I was rather freaked out today when I got an text message on my phone from a girl I broke up with back over 6 months ago.

She wrote: “Wish you were inside me.”

I think I may learn how to get a restraining order.

rispost She’s not quite the girl next door.

February 1st, 2005

I met this completely gorgeous and awesome girl about a month back. And like most relationship in my she has 1 small fatal flaw. She lives on the other side of the continent in another country. That’s like 3,500 miles away yo!.

My younger cousin told me that a couple of her friends remember me from a visit many many years back, and they were apparently joking about how cute I was and which one of them could win my affection, or something like that. I guess my cousin was trying not to tell me too much due to some secret code of sisterhood.

I met one of the girls, and she was amazing. We had a great chat over coffee and while we wondered around the local video store. Overall a nice interaction, and I don’t think she noticed the few times when I stumbled over myself. I was going back home the next day, and we parted ways with hopes of maybe meeting again someday or possibly coming out to visit me.

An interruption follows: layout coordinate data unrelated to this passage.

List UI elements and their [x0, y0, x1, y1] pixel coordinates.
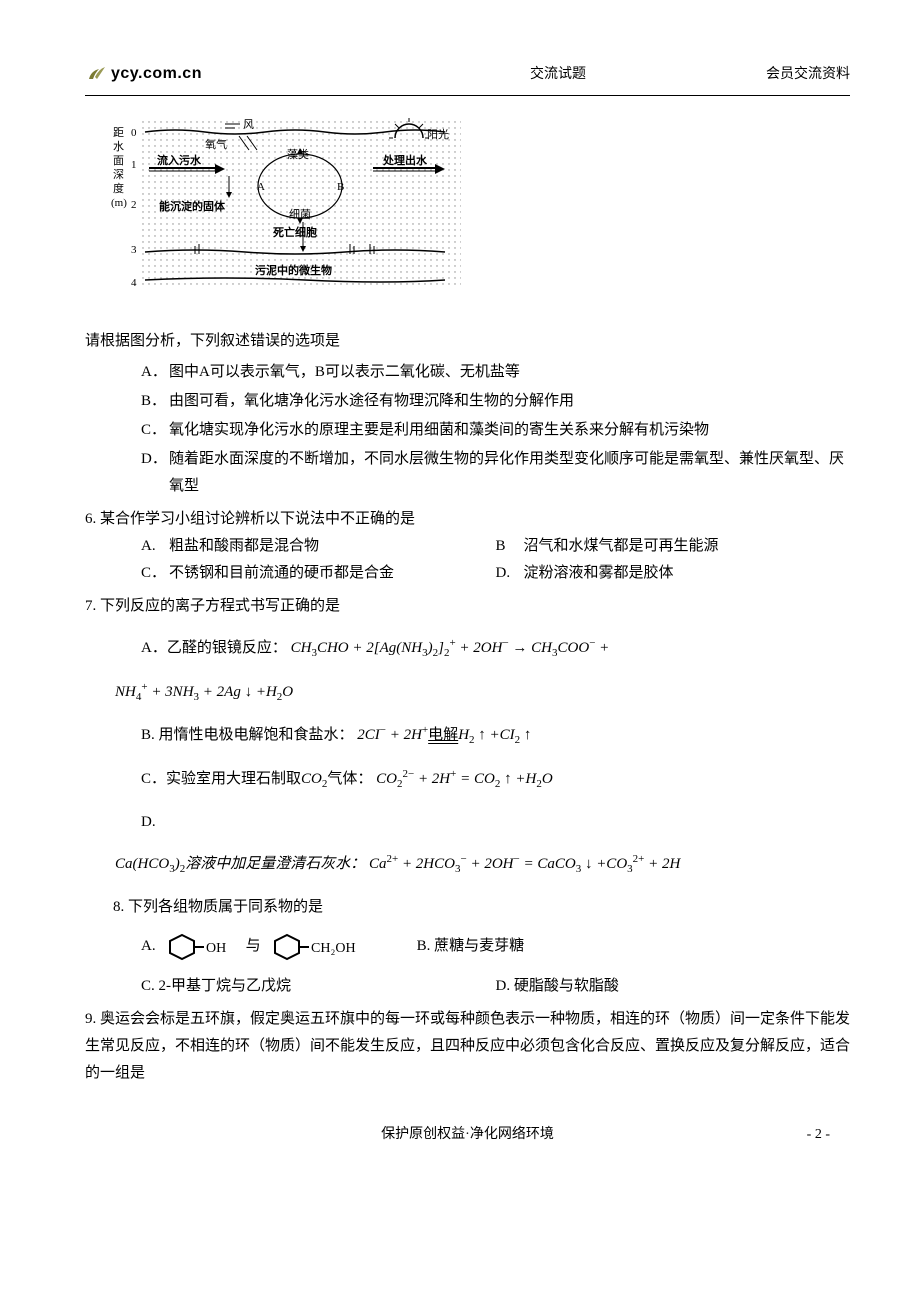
q8-optD: D. 硬脂酸与软脂酸: [496, 973, 619, 1000]
svg-text:水: 水: [113, 140, 124, 153]
footer-text: 保护原创权益·净化网络环境: [381, 1127, 554, 1142]
option-label: B．: [141, 388, 169, 415]
q7-optA-cont: NH4+ + 3NH3 + 2Ag ↓ +H2O: [85, 678, 850, 708]
q6-title: 6. 某合作学习小组讨论辨析以下说法中不正确的是: [85, 506, 850, 533]
svg-text:藻类: 藻类: [287, 147, 309, 161]
svg-text:深: 深: [113, 168, 124, 181]
q8-optA: A. OH 与 CH₂OH B. 蔗糖与麦芽糖: [85, 929, 850, 965]
svg-text:能沉淀的固体: 能沉淀的固体: [159, 199, 226, 213]
q5-optA: 图中A可以表示氧气，B可以表示二氧化碳、无机盐等: [169, 359, 850, 386]
site-logo: ycy.com.cn: [85, 60, 202, 89]
svg-text:流入污水: 流入污水: [157, 153, 202, 167]
svg-text:处理出水: 处理出水: [382, 153, 428, 167]
svg-text:B: B: [337, 181, 344, 193]
q7-optA: A．乙醛的银镜反应： CH3CHO + 2[Ag(NH3)2]2+ + 2OH−…: [85, 634, 850, 664]
q6-row1: A.粗盐和酸雨都是混合物 B 沼气和水煤气都是可再生能源: [85, 533, 850, 560]
benzene-oh-icon: OH: [164, 929, 238, 965]
svg-text:3: 3: [131, 244, 137, 256]
q7-title: 7. 下列反应的离子方程式书写正确的是: [85, 593, 850, 620]
q8-optC: C. 2-甲基丁烷与乙戊烷: [141, 973, 291, 1000]
q5-intro: 请根据图分析，下列叙述错误的选项是: [85, 328, 850, 355]
q6-optC: 不锈钢和目前流通的硬币都是合金: [169, 560, 394, 587]
q8-title: 8. 下列各组物质属于同系物的是: [85, 894, 850, 921]
q9-text: 9. 奥运会会标是五环旗，假定奥运五环旗中的每一环或每种颜色表示一种物质，相连的…: [85, 1006, 850, 1087]
q6-optA: 粗盐和酸雨都是混合物: [169, 533, 319, 560]
q6-row2: C．不锈钢和目前流通的硬币都是合金 D.淀粉溶液和雾都是胶体: [85, 560, 850, 587]
y-axis-label: 距: [113, 126, 124, 139]
svg-text:4: 4: [131, 277, 137, 289]
q5-optD: 随着距水面深度的不断增加，不同水层微生物的异化作用类型变化顺序可能是需氧型、兼性…: [169, 446, 850, 500]
option-label: A．: [141, 359, 169, 386]
page-number: - 2 -: [807, 1122, 830, 1147]
svg-text:度: 度: [113, 181, 124, 195]
q5-options: A．图中A可以表示氧气，B可以表示二氧化碳、无机盐等 B．由图可看，氧化塘净化污…: [85, 359, 850, 500]
svg-text:A: A: [257, 181, 265, 193]
svg-text:CH₂OH: CH₂OH: [311, 941, 356, 956]
svg-text:风: 风: [243, 118, 254, 131]
svg-text:面: 面: [113, 155, 124, 167]
page-header: ycy.com.cn 交流试题 会员交流资料: [85, 60, 850, 96]
svg-text:氧气: 氧气: [205, 137, 227, 151]
header-right-text: 会员交流资料: [766, 62, 850, 87]
svg-text:细菌: 细菌: [289, 208, 311, 221]
q6-optB: 沼气和水煤气都是可再生能源: [524, 533, 719, 560]
q5-optB: 由图可看，氧化塘净化污水途径有物理沉降和生物的分解作用: [169, 388, 850, 415]
option-label: C．: [141, 417, 169, 444]
q8-optB: B. 蔗糖与麦芽糖: [417, 933, 525, 960]
q7-optB: B. 用惰性电极电解饱和食盐水： 2CI− + 2H+电解H2 ↑ +CI2 ↑: [85, 721, 850, 751]
option-label: D．: [141, 446, 169, 500]
q7-optC: C．实验室用大理石制取CO2气体： CO22− + 2H+ = CO2 ↑ +H…: [85, 765, 850, 795]
page-footer: 保护原创权益·净化网络环境 - 2 -: [85, 1122, 850, 1147]
logo-text: ycy.com.cn: [111, 60, 202, 89]
svg-text:2: 2: [131, 199, 137, 211]
svg-text:阳光: 阳光: [427, 127, 449, 141]
q8-row2: C. 2-甲基丁烷与乙戊烷 D. 硬脂酸与软脂酸: [85, 973, 850, 1000]
svg-text:OH: OH: [206, 941, 226, 956]
svg-text:1: 1: [131, 159, 137, 171]
svg-text:污泥中的微生物: 污泥中的微生物: [255, 263, 332, 277]
svg-text:(m): (m): [111, 197, 127, 209]
q7-optD: Ca(HCO3)2溶液中加足量澄清石灰水： Ca2+ + 2HCO3− + 2O…: [85, 850, 850, 880]
oxidation-pond-diagram: 距 水 面 深 度 (m) 0 1 2 3 4 阳光: [105, 108, 850, 318]
benzene-ch2oh-icon: CH₂OH: [269, 929, 369, 965]
leaf-icon: [85, 63, 107, 85]
q5-optC: 氧化塘实现净化污水的原理主要是利用细菌和藻类间的寄生关系来分解有机污染物: [169, 417, 850, 444]
svg-text:死亡细胞: 死亡细胞: [273, 225, 317, 239]
header-center-text: 交流试题: [530, 62, 586, 87]
q7-optD-label: D.: [85, 809, 850, 836]
svg-text:0: 0: [131, 127, 137, 139]
q6-optD: 淀粉溶液和雾都是胶体: [524, 560, 674, 587]
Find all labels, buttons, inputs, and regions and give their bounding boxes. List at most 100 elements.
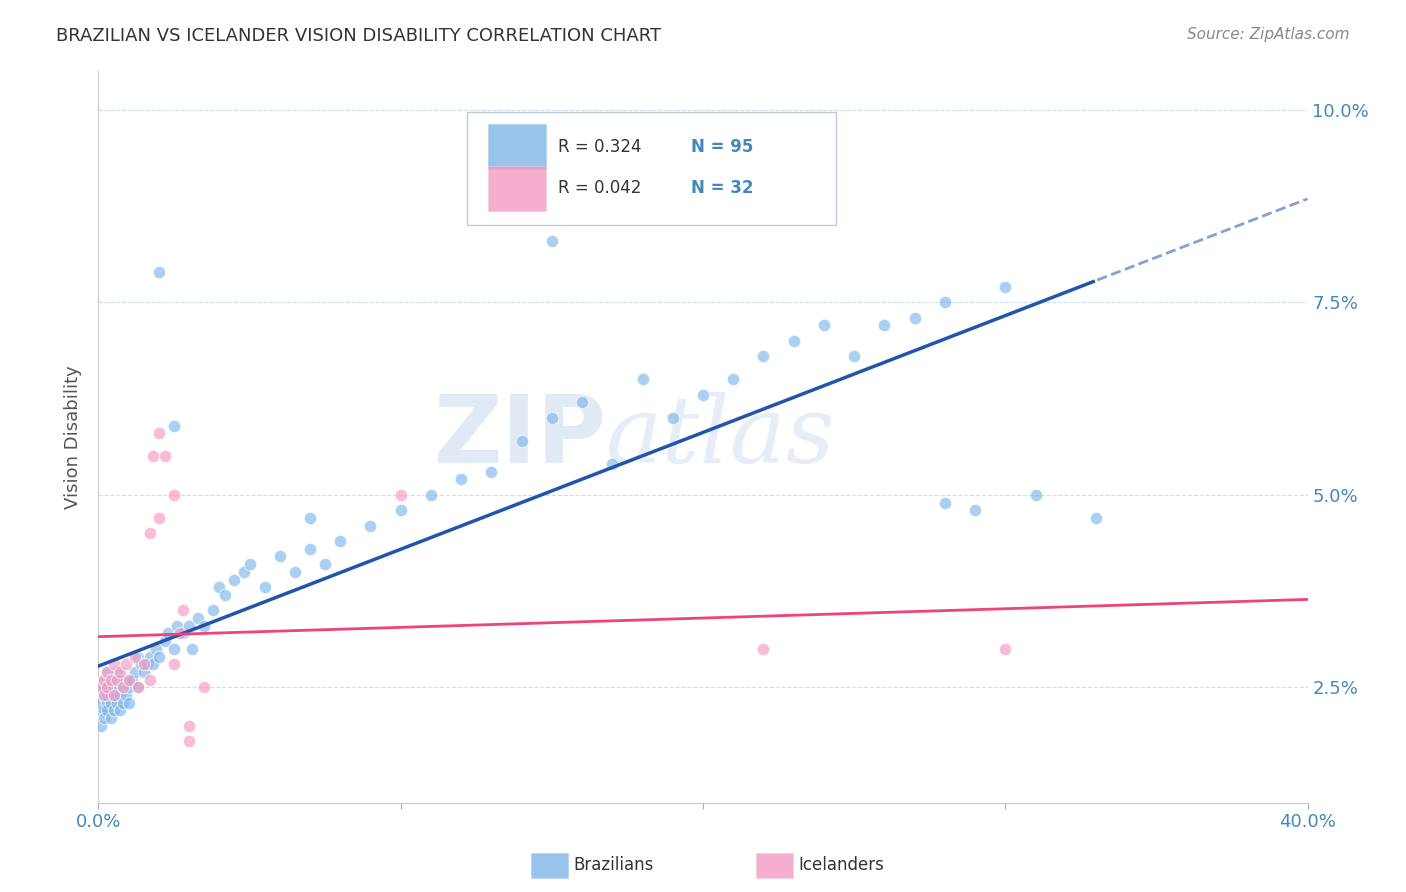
Point [163,418,186,433]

I figure the only way I could ever make anything manifest out of all this was to follow through. I vowed to either write her an email about once a week or just drop the whole thing. Apparently my first 2 attempts at making contact failed. A technical glitch!?! My free e-mail provider screwed something up, and I lost about a week’s worth of e-mail. IMPORTANT e-mail! I switched to a more reliable and commercial provider.

Yesterday I thought I’d give it one more try. I sent a real short and simple email to her, not expecting to hear back. I had to try, right? I heard back from here this morning! I doubt anything will come of this all, but she seems really awesome, and I really want to get to know her, and hopefully spend some time with her.